我的代码的问题在于方法“ makeSomeNoise”。我想将方法“ animals”传递给“ makeSomeNoise”,因为我想将动物列表作为参数传递,然后在输入中返回包含每个动物(类)的噪音的字符串列表。
abstract class Animal(name: String) {
def sound(): String
override def toString: Animal
}
class Cat(var name: String)
extends Animal(name)
{
override def sound() = {
"meow"
}
}
class Dog(var name: String)
extends Animal(name){
override def sound() = {
"woof"
}
}
object Park{
def animals() = {
val a =List(new Dog("Snoopy"), new Dog("Finn"), new Cat("Garfield"),new Cat("Morris"))
a
}
def makeSomeNoise(Park.animals()) = {
for (i<-animals){
val b = List() :+ i.sound
b
}
}
}
答案 0 :(得分:0)
可能您想将其设为默认参数,并使用map进行迭代,它将返回由Map结果定义的Type。

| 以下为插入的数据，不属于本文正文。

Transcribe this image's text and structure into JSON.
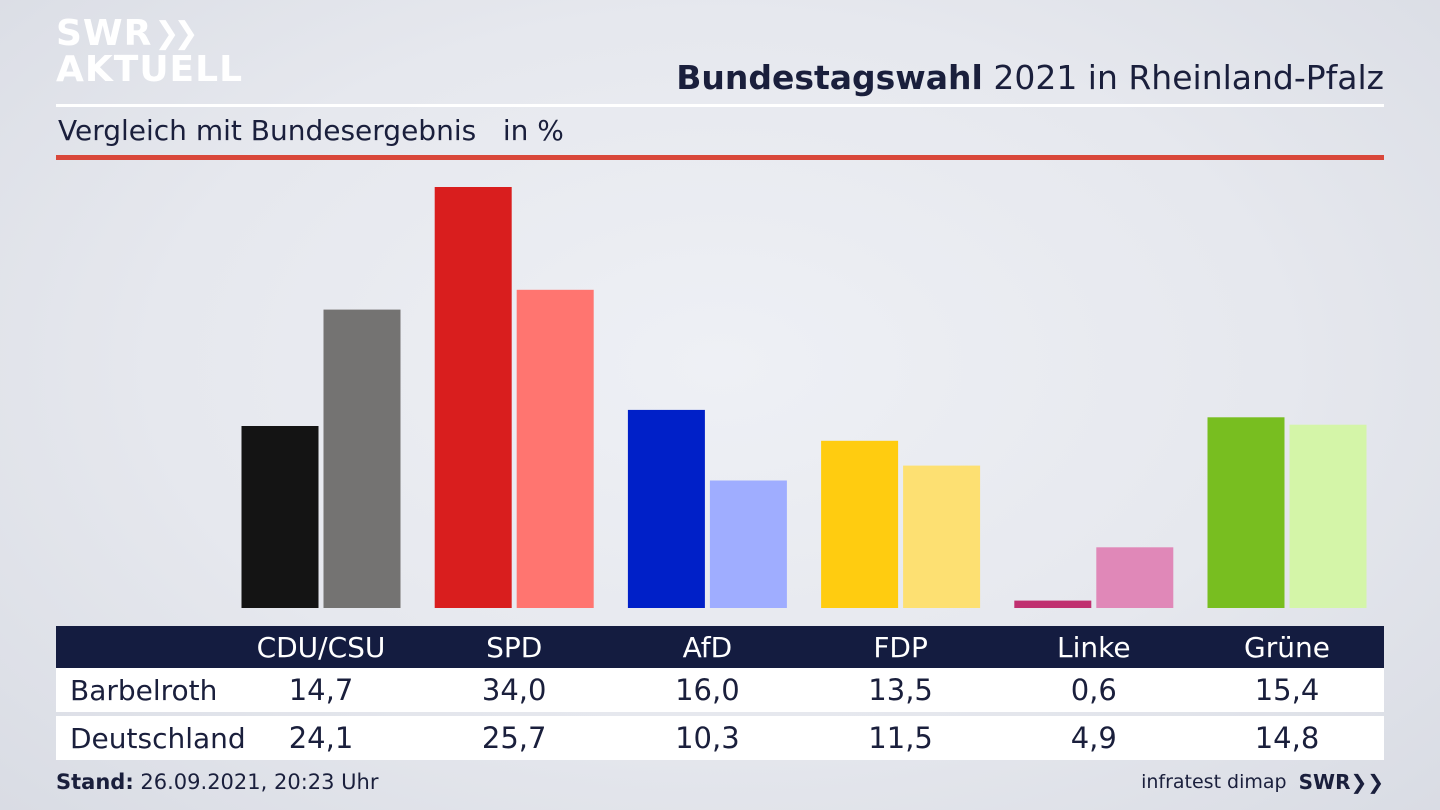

def makeSomeNoise(animals: List[Animal] = Park.animals()) = {
animals.map(animal => animal.sound)
}
答案 1 :(得分:0)
不确定为什么将def用于更自然的val值。
这能满足您的需求吗?
abstract class Animal(name: String) {
def sound(): String
override def toString = "Animal"
}
class Cat(var name: String) extends Animal(name) {
override def sound() = "meow"
}
class Dog(var name: String) extends Animal(name) {
override def sound() = "woof"
}
object Park{
def animals() =
List(new Dog("Snoopy"), new Dog("Finn"), new Cat("Garfield"),new Cat("Morris"))
def makeSomeNoise(lst :List[Animal]) :List[String] = lst.map(_.sound())
}
Park.makeSomeNoise(Park.animals())
//res0: List[String] = List(woof, woof, meow, meow)